Varcandola, sulla destra c’è un piccolo ripostiglio buio, alto un metro e poco
più, chiuso da una grata, dove ho sempre visto delle bottiglie di vino
polverose, mentre di fronte sei gradini salgono piegando verso destra, giungendo
ad un pianerottolo.
Da esso si accede ad un piccolo bagno, senza vasca né doccia, a
sinistra si entra nella grande cucina (dalla quale un piccolo uscio si apre nel
modesto salotto) e a due rampe di scale che portano al secondo piano, alle
camere da letto.
Il pianerottolo, sul lato che dà alla strada (salendo dalle scale, a
destra) è aperto. Vi è un muricciolo alto meno d’un metro, sormontato da una
ringhiera e pare di essere su di un balcone.
La casa è antica, si dice del 1400; tutta la zona è molto datata. I
palazzi tutt’intorno sono di pregevole fattura. Da bambino sbirciavo nelle
finestre illuminate e vedevo soffitti in legno decorati finemente.

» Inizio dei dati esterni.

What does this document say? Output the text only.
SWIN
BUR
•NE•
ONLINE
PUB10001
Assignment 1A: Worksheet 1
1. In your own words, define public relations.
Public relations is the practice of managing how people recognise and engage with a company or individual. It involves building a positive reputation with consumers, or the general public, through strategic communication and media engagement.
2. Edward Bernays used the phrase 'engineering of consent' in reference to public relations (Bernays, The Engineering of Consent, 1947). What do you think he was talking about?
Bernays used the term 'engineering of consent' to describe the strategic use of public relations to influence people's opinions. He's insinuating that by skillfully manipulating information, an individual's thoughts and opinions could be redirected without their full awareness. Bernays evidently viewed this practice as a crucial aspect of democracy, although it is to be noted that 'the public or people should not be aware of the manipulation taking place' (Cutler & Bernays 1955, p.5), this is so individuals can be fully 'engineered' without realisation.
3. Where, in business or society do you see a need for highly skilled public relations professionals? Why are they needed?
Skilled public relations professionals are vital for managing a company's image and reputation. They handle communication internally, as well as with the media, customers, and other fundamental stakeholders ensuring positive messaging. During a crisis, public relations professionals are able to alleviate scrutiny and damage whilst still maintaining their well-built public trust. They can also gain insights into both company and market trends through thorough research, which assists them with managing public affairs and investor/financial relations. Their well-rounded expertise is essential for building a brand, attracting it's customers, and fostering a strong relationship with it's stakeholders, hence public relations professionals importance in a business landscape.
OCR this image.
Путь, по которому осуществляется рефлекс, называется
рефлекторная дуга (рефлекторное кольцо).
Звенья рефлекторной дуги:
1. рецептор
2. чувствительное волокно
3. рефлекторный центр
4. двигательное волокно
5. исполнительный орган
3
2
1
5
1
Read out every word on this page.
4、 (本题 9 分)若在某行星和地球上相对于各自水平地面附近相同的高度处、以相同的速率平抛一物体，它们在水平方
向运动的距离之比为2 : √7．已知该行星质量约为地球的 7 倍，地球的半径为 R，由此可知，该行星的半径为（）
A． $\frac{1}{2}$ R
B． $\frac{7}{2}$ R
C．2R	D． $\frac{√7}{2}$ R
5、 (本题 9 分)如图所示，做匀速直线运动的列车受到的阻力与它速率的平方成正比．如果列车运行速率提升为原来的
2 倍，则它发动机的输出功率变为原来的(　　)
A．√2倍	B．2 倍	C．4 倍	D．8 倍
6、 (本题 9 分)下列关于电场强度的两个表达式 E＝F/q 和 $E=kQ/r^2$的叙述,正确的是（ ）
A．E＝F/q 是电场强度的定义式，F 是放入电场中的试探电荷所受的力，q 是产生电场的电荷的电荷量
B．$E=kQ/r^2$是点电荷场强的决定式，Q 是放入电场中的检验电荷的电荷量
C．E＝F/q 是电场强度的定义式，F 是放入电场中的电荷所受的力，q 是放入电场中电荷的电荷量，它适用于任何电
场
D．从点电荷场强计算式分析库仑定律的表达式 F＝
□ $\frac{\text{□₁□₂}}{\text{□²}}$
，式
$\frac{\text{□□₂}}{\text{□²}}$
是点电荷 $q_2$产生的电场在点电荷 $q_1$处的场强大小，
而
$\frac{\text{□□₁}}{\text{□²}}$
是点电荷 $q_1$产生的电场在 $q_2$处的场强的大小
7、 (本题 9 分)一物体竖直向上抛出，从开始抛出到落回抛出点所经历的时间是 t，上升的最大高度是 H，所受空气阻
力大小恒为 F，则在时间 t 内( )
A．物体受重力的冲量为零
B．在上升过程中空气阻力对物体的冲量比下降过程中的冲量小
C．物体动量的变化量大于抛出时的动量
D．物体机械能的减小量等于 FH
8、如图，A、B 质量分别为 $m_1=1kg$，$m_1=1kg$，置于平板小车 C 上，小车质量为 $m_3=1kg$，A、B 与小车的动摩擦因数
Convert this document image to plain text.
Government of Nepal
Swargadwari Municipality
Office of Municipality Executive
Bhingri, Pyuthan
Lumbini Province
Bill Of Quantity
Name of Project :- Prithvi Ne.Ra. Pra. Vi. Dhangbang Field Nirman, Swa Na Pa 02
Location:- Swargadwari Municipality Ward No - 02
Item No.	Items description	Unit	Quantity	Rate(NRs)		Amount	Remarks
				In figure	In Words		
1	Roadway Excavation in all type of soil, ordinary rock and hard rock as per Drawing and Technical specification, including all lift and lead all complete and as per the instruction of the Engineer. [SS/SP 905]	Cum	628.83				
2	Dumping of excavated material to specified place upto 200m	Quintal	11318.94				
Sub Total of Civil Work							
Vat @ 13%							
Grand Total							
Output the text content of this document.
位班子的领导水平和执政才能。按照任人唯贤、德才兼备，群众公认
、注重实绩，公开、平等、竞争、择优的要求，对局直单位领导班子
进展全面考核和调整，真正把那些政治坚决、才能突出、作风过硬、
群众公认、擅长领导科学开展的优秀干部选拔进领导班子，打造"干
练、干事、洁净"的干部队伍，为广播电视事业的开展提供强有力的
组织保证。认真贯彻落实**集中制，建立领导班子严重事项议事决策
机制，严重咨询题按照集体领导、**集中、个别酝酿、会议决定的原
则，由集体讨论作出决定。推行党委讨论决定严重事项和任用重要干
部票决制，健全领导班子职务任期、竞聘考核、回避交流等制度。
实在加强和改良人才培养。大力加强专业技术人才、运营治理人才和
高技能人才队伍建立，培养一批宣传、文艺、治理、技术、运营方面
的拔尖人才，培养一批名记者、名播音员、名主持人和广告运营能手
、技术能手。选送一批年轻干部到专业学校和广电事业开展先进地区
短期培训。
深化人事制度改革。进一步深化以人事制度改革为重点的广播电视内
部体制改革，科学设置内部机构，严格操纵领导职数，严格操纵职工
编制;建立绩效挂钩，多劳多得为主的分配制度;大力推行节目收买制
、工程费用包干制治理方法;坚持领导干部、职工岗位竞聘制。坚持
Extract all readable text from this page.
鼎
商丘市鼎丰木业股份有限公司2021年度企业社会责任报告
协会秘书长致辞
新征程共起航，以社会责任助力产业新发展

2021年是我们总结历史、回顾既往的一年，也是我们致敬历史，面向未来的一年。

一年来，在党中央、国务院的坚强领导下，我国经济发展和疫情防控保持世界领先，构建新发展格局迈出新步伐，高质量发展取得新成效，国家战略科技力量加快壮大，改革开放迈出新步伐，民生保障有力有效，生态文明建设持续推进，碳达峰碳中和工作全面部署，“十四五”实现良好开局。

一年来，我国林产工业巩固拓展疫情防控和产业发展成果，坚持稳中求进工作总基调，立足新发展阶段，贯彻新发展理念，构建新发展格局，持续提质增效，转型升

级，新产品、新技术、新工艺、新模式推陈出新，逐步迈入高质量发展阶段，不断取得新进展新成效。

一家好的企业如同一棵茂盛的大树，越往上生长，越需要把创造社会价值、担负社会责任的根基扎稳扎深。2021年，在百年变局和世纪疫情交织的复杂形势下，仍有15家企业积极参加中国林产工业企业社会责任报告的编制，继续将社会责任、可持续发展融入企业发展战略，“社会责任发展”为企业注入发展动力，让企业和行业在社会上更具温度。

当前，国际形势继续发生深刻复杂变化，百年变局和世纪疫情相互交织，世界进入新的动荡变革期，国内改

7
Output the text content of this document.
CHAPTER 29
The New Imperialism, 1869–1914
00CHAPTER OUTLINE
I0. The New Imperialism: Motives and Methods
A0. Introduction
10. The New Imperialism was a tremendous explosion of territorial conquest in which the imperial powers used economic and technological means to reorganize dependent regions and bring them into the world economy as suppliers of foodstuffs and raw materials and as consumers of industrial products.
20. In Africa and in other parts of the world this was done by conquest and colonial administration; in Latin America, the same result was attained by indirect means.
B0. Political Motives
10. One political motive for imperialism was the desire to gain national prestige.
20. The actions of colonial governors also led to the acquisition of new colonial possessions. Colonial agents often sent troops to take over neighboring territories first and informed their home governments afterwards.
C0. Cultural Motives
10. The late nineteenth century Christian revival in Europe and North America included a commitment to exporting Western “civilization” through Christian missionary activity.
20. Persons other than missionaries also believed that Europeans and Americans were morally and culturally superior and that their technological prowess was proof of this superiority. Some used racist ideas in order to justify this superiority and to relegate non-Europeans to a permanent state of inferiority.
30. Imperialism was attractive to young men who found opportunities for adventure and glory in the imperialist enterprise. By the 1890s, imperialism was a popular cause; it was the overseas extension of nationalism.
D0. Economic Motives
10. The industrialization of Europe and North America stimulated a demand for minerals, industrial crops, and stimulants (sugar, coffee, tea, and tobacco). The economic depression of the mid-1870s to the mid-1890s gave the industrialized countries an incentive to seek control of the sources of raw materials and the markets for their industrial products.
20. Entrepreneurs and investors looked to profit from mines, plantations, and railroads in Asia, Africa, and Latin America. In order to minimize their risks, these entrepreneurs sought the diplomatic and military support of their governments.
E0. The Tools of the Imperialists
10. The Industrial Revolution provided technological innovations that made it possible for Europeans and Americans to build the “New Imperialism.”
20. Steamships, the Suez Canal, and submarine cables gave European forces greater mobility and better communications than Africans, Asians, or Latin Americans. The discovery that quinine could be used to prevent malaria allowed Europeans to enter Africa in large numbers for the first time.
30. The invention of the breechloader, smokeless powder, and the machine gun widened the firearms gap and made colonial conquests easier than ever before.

Questa mattina ho visto dei muratori ammonticchiare materiale sul pianerottolo,
pare che si dedichino seriamente alla crepa; proveranno a spaccare lo strato di
gesso del muro, raggiungendo l’anima in sasso. Cosa accadrà, poi, lo ignoro. Cosa
troveranno? Come potranno suturare la perpetua ferita in modo definitivo? Lo
strato superficiale delle pareti è assimilabile alla pelle, la pelle di una
casa. La pelle paga spesso colpe altrui. S’infiamma perché l’infiammazione
risale da dentro, impregna il derma e sboccia in superficie. Quando
l’epidermide sfiamma, allora significa che anche sotto le fiamme si sono
placate.
La crepa, infatti, l’ho vista negli anni crescere e poi ritirarsi:
questo respiro di pietra, che dilata e alimenta la fessura, per poi chiuderla
espirando, è svincolato dalle stagioni e dall’umidità, persino dal calore. Si
apre lentamente, oppure repentina; usa anche accelerare all’improvviso, dopo un
inizio titubante, quasi timido, e dalla camera da letto ama irrompere nella
cucina di sotto in un baleno.
Certe mattine, passando per salutare, ho scorto in fondo alla cucina
la crepa che arrivava dal piano di sopra e s’infilava dietro la credenza. Il
giorno seguente la vedevo rientrata, dal soffitto percorreva lungo il muro non
più di quindici centimetri. Un giorno in cui la crepa era particolarmente
attiva, seduto sul divano, la notai vicina ai miei piedi. Sottile, quasi
invisibile, dal piano di sopra aveva percorso la parete della cucina, attaccato
il pavimento e strisciato subdola per un paio di metri nell’antico cotto.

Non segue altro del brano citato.